Tim Griffin

Tim Griffin

Arkansas

Tim Griffin grew up in Magnolia, Arkansas, a fifth-generation Arkansan and the youngest son of a minister and teacher. He was first elected the lieutenant governor of Arkansas on November 4, 2014 and is currently serving his second four-year term. He is focused on growing jobs through aggressively pursuing economic development, more parental choice in education and boldly reforming state government.

From 2011-2015, Griffin served as the 24th representative of Arkansas’s Second Congressional District. For the 113th Congress, he was a member of the House Committee on Ways and Means while also serving as a Deputy Whip for the Majority. In the 112th Congress, he served as a member of the House Armed Services Committee, the House Committee on Foreign Affairs, the House Committee on Ethics, and the House Committee on the Judiciary. In Congress, he advocated for bold tax reform and entitlement reform to grow jobs and reduce the national debt.

During the Bush Administration, in 2006-2007, Griffin served as U.S. Attorney for the Eastern District of Arkansas and previously as Special Assistant to the President and Deputy Director of Political Affairs for President George W. Bush at the White House.

Griffin has served as an officer in the U.S. Army Reserve, Judge Advocate General’s (JAG) Corps, for over 25 years and currently holds the rank of colonel. He was mobilized to active duty in 2005 as an Army prosecutor at Fort Campbell, Kentucky, and served with the 101st Airborne Division (Air Assault) in Mosul, Iraq, for which he was awarded the Combat Action Badge. He is currently serving as the Commander of the 134th Legal Operations Detachment (LOD) at Fort Bragg, North Carolina. In July 2018, Lieutenant Governor Griffin, in his capacity as a Lieutenant Colonel in the United States Army Reserve, received his master’s degree in strategic studies as a Distinguished Graduate from the United States Army War College, Carlisle Barracks, Pennsylvania.
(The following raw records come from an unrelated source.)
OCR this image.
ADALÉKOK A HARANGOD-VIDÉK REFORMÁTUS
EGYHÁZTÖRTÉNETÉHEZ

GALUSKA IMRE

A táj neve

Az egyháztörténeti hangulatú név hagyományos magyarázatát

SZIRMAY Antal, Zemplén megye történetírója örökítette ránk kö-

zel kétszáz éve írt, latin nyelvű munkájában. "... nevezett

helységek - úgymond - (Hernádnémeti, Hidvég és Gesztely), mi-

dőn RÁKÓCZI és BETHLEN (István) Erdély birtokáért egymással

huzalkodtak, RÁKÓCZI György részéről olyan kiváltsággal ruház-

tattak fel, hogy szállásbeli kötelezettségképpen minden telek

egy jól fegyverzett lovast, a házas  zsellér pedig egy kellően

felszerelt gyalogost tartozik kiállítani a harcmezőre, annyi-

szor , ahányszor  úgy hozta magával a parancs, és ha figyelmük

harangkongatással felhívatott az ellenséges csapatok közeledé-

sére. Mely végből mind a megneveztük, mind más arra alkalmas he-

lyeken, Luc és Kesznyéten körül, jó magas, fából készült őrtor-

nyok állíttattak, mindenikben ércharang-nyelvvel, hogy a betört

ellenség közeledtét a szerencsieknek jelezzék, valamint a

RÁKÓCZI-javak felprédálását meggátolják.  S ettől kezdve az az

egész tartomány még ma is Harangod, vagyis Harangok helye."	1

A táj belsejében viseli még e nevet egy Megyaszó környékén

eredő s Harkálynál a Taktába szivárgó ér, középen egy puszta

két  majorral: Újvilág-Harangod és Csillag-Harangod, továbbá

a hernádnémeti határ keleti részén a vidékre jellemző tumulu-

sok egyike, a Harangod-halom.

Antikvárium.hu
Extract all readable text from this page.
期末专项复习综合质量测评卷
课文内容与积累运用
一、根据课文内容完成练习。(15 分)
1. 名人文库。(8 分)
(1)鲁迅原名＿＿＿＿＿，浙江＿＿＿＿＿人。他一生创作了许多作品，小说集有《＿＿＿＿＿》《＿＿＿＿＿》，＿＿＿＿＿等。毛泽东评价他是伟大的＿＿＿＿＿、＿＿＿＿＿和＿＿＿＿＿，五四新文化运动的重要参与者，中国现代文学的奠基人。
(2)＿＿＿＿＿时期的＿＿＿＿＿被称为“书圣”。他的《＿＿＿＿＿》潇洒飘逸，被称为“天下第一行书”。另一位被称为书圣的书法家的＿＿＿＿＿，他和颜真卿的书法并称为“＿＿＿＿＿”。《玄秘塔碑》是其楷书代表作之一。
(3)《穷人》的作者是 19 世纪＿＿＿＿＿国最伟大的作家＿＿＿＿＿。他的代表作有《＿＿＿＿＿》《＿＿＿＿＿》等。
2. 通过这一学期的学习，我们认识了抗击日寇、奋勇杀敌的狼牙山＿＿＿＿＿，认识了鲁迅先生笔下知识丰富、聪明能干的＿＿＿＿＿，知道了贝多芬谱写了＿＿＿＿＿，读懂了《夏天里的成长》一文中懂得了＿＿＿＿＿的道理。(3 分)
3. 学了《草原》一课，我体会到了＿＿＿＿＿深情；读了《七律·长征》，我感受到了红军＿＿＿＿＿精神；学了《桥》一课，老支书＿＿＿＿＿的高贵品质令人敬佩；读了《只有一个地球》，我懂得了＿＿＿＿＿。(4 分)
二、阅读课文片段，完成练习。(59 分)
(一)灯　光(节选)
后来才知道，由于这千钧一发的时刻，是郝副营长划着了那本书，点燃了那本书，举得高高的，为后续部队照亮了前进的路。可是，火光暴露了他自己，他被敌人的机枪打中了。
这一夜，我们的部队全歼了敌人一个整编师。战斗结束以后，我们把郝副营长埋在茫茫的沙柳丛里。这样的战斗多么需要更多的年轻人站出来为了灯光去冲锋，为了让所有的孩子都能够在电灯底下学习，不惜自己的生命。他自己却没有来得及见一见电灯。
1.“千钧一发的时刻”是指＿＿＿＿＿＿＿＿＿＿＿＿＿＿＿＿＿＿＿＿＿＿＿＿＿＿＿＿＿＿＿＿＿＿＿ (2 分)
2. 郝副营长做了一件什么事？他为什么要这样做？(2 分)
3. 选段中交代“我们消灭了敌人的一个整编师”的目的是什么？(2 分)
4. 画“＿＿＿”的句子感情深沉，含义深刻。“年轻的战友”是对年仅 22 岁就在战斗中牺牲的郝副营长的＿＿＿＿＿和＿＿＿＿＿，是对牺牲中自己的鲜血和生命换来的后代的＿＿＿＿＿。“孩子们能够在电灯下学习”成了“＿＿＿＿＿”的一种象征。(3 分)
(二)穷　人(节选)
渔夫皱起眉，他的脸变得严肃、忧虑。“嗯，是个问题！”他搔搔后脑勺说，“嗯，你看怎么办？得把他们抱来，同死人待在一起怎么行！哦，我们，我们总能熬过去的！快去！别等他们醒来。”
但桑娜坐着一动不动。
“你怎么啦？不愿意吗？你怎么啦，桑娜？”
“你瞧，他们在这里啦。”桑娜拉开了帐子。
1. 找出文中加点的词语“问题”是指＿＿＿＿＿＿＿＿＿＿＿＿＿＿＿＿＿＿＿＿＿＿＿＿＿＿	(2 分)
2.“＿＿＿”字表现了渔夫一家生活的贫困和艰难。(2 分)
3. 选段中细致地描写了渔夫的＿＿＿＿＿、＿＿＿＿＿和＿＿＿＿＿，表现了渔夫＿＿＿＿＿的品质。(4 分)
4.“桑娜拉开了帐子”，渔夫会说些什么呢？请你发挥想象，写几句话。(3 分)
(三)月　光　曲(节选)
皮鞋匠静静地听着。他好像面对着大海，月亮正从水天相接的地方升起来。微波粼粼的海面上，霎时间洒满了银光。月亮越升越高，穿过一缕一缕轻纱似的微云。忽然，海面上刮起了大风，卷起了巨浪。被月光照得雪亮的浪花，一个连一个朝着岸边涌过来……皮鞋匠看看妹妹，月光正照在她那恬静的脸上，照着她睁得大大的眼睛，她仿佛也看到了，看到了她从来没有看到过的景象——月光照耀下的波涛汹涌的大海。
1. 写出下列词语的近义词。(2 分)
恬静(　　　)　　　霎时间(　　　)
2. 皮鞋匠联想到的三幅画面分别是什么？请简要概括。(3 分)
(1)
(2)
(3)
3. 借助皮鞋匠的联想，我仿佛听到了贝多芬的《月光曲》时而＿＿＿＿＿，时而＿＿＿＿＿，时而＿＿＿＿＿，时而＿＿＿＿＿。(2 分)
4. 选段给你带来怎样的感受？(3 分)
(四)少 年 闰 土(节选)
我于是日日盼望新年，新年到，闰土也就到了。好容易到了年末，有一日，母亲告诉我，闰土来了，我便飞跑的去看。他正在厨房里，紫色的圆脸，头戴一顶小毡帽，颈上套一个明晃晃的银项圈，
He graduated from Magnolia High School, Hendrix College, Tulane Law School, and attended graduate school at Oxford University in England.

He currently serves on the board of Pathway to Freedom, a faith-based prison ministry, and previously served on the boards of Our House, Big Brothers Big Sisters of Central Arkansas and the Florence Crittenton Home. His wife Elizabeth is from Camden, and they live in Little Rock with their three children, Mary Katherine, John, and Charlotte Anne. They are members of Immanuel Baptist Church.